Supplementary information:
A more difficult problem than the one we deal with in this homework is the problem of discovering new (putative) TFBSs by computational means. If you would like to try out motif discovery program, look at Jim Kent's improbizer program. First select improbizer from the web page. Then paste some subset of the 5' UTRs (in fasta format) -- it will work best if you already have reason to believe that the sequences might share regulatory elements, maybe based on your searches with the four PSSMs in the homework. The web-based version of Improbizer does not process all data in huge files, so limit to a few 100 sequences at most. Read the Information about Improbizer and then start with the following options: set "Number of motifs to find" to 1, "Maximum Occurrences per sequence" to 1, "Initial motif size" to the length of one of our PSSMs, and "Restrain Expansionist tendencies" to 1.0. Click "Submit". Improbizer will now try to discover a motif that is over-represented in the data sequences that you submitted. Improbizer is designed to discover the motif in unaligned sequences, even if the motif occurs a variable number of times and places -- you can experiment with different options. The algorithmic approach used is an example of expectation maximization (EM) -- we'll talk more about EM later in the course.

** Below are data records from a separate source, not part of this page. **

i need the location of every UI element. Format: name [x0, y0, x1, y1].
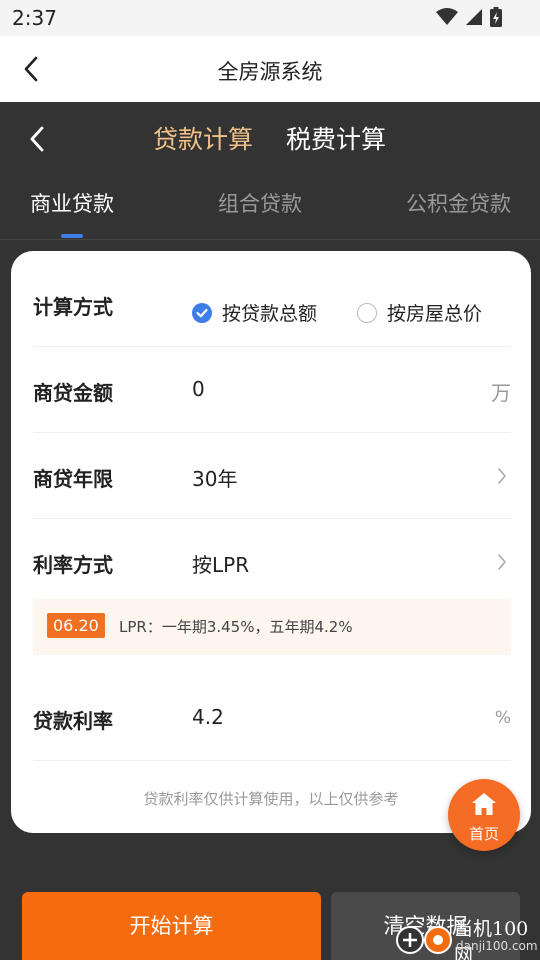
loan-amount-input[interactable]: 0: [192, 377, 205, 401]
loan-term-label: 商贷年限: [33, 467, 113, 491]
loan-rate-unit: %: [494, 708, 511, 728]
calc-method-options: 按贷款总额 按房屋总价: [192, 299, 482, 326]
loan-rate-row[interactable]: 贷款利率 4.2 %: [33, 675, 511, 761]
calc-back-icon[interactable]: [26, 124, 48, 154]
rate-method-label: 利率方式: [33, 553, 113, 577]
lpr-rates-text: LPR：一年期3.45%，五年期4.2%: [119, 618, 353, 636]
radio-by-loan-total-label[interactable]: 按贷款总额: [222, 299, 317, 326]
app-header: 全房源系统: [0, 36, 540, 102]
calc-method-row: 计算方式 按贷款总额 按房屋总价: [33, 261, 511, 347]
page-title: 全房源系统: [217, 60, 323, 84]
radio-by-house-price-label[interactable]: 按房屋总价: [387, 299, 482, 326]
home-icon: [472, 793, 496, 815]
lpr-date-badge: 06.20: [47, 613, 105, 638]
loan-rate-input[interactable]: 4.2: [192, 705, 224, 729]
loan-rate-label: 贷款利率: [33, 709, 113, 733]
chevron-right-icon: [498, 554, 506, 570]
radio-by-house-price[interactable]: [357, 302, 378, 323]
home-label: 首页: [468, 825, 499, 843]
calc-method-label: 计算方式: [33, 295, 113, 319]
watermark-name: 当机100网: [454, 918, 529, 960]
status-icons: [436, 7, 502, 27]
watermark-url: danji100.com: [456, 939, 538, 953]
calc-header: 贷款计算 税费计算 商业贷款 组合贷款 公积金贷款: [0, 102, 540, 240]
tab-tax-calculation[interactable]: 税费计算: [286, 120, 386, 156]
radio-by-loan-total[interactable]: [192, 302, 212, 323]
home-button[interactable]: 首页: [448, 779, 520, 851]
battery-charging-icon: [490, 7, 502, 27]
start-calculation-button[interactable]: 开始计算: [22, 892, 321, 960]
wifi-icon: [436, 8, 458, 25]
loan-amount-unit: 万: [491, 381, 511, 405]
loan-term-value[interactable]: 30年: [192, 463, 237, 492]
header-divider: [0, 239, 540, 240]
subtab-provident-fund-loan[interactable]: 公积金贷款: [406, 188, 511, 218]
status-time: 2:37: [12, 6, 57, 30]
chevron-right-icon: [498, 468, 506, 484]
lpr-notice: 06.20 LPR：一年期3.45%，五年期4.2%: [33, 599, 511, 655]
rate-method-row[interactable]: 利率方式 按LPR: [33, 519, 511, 605]
subtab-active-indicator: [61, 234, 83, 238]
loan-form-card: 计算方式 按贷款总额 按房屋总价 商贷金额 0 万 商贷年限 30年 利率方式 …: [11, 251, 531, 833]
subtab-commercial-loan[interactable]: 商业贷款: [30, 188, 114, 218]
loan-amount-row[interactable]: 商贷金额 0 万: [33, 347, 511, 433]
watermark: 当机100网 danji100.com: [392, 912, 540, 960]
status-bar: 2:37: [0, 0, 540, 36]
check-icon: [196, 308, 208, 317]
loan-term-row[interactable]: 商贷年限 30年: [33, 433, 511, 519]
signal-icon: [466, 9, 482, 25]
watermark-logo: [396, 926, 452, 954]
subtab-combined-loan[interactable]: 组合贷款: [218, 188, 302, 218]
tab-loan-calculation[interactable]: 贷款计算: [153, 120, 253, 156]
loan-amount-label: 商贷金额: [33, 381, 113, 405]
rate-method-value[interactable]: 按LPR: [192, 549, 249, 578]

Improbizer returns the motif it discovers in the data as described by a weight matrix. Below the table describing the motif, the output shows the actual motifs found in the data you pasted in (the part of it that Improbizer processed at least). The location of the motif is shown in upper case. The number in the left column is the score. This is the log likelihood ratio, the same notion of score defined above. However, it should be noted that Improbizer is a bit smarter about the null model than we might have been above. It does not just assume that all bases are equally likely, but rather estimates their frequencies from the data you provide. P(b|Mnull) is defined using these estimated frequencies. It can also use a higher order Markov model as the null model (see pages 46-51 of the text) and estimate a null model from a separate data file.